The Home Secretary must deal with this now because this is how liberal democracies fall. I have no idea if Jamal has read the history of the Weimar Republic, or understands it if he did, and I know Robinson hasn’t. Democracies fall when no one defends their processes. We cannot allow the physical intimidation of elected politicians. It is a line that must not be crossed.

Jamal will say I write this because I am a liberal Zionist, and he is an anti-Zionist. Nonsense. I’d say the same to a Zionist who wanted to disrupt parliament: no quarter for any extremists. Jamal still hasn’t explained why, if the march was peaceful in intent, it should be necessary for parliament to be locked down. Perhaps he thinks all parliamentarians are hysterics. It didn’t look that way.

We cannot allow the physical intimidation of elected politicians — it is a line that must not be crossed

I have always said that the marches should happen. Protest gilds a democracy — protest is essential. But here’s the second part which they do not understand, or care for: when it seeks to replace, or undermine, that democracy, it becomes something else. If you don’t understand the difference between stating your case and intimidating others who disagree — and Jamal was over that line last week, seeking to emulate events at the Capitol on January 6, 2021, which presumably he objected to, because the rioters were Trumpists — you are either completely credulous or you are lying.

This isn’t about the cause, though they say it is. They say that to prevent a genocide — I’d argue it isn’t a genocide, but that’s for another piece — any action is excusable, which is why pro-Palestine protesters (I’d also argue they aren’t particularly pro-Palestine either) are terrifying children with special needs in coffee shops and preening about it, and chasing female MPs down streets, and filming as they flee. I can only think of the famous exchange in the play A Man for All Seasons, when Thomas More asks William Roper if he would cut down every law to find the Devil. Roper says he would, and More replies: “Oh? And when the last law was down, and the Devil turned round on you, where would you hide, Roper, the laws all being flat?”

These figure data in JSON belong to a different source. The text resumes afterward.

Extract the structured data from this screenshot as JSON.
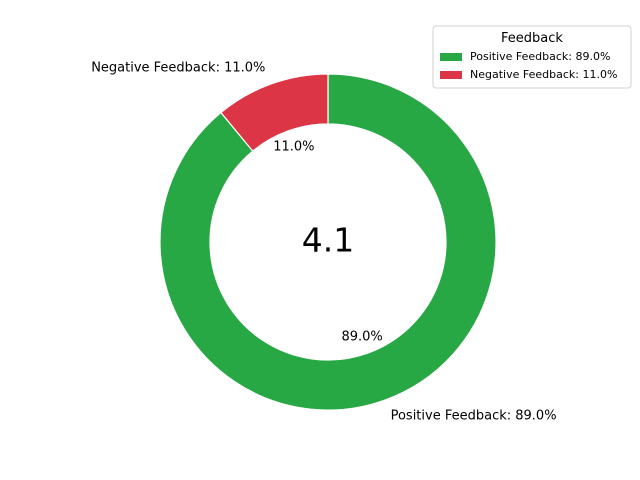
{
  "chart_data": {
    "type": "pie",
    "variant": "donut",
    "center_text": "4.1",
    "legend": {
      "title": "Feedback",
      "placement": "top-right"
    },
    "slices": [
      {
        "label": "Positive Feedback",
        "value": 89.0,
        "color": "#28a745",
        "outer_label": "Positive Feedback: 89.0%",
        "pct_label": "89.0%",
        "legend_label": "Positive Feedback: 89.0%"
      },
      {
        "label": "Negative Feedback",
        "value": 11.0,
        "color": "#dc3545",
        "outer_label": "Negative Feedback: 11.0%",
        "pct_label": "11.0%",
        "legend_label": "Negative Feedback: 11.0%"
      }
    ]
  }
}
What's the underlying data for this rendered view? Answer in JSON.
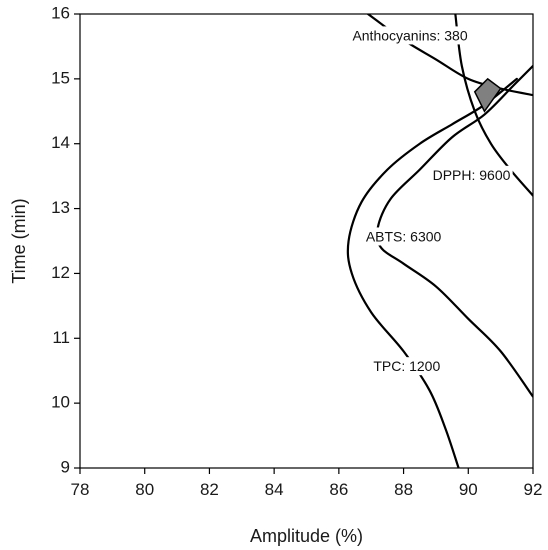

Resistance by any means necessary, say the placards on the marches, including the torture and murder of children in front of their parents. I wonder if they mean it. I wonder if, on seeing it, they would vomit. Who knows? This conflict invites cosplay, and profound — sometimes completely bogus — emotional investment. (“Israel is like my boyfriend”, read one placard I found in Trafalgar Square). We are all Palestinians, they call, while screaming over moderate Palestinians who have greater cause to hate Hamas than anyone. I think they are in it for the anaesthetic of projection and the purity of hatred. Do they understand their own country?

One Leftist posted a photograph on X of Moscow police arresting people laying flowers for Alexei Navalny. How far are we from this in Britain, she asked. Communist East Germany was better than modern Britain, said another. The Home Secretary can’t fix the schools, it is true, but he can prevent fools trying to lock down parliament because they don’t know the difference between a liberal democracy and a tyranny and, worse, they don’t seem to care.

Nor it is about ethnicity or religion, though they say it is. Two MPs have been murdered since 2016 — Jo Cox in Yorkshire by a white nationalist, and David Amess in Essex by an IS sympathiser. These murderers have more in common than they would like to admit. I fantasise that they could share a cell, as in a sitcom.

We can begin with prison sentences for those who physically intimidate MPs. But how, they will ask, can they hear the people sing? I’m aware that writing a letter to an MP doesn’t give the same narcotic joy as screaming at people who you know, or want, to be afraid of you. But a campaign of letter writing did for Boris Johnson. They must be comforted by that.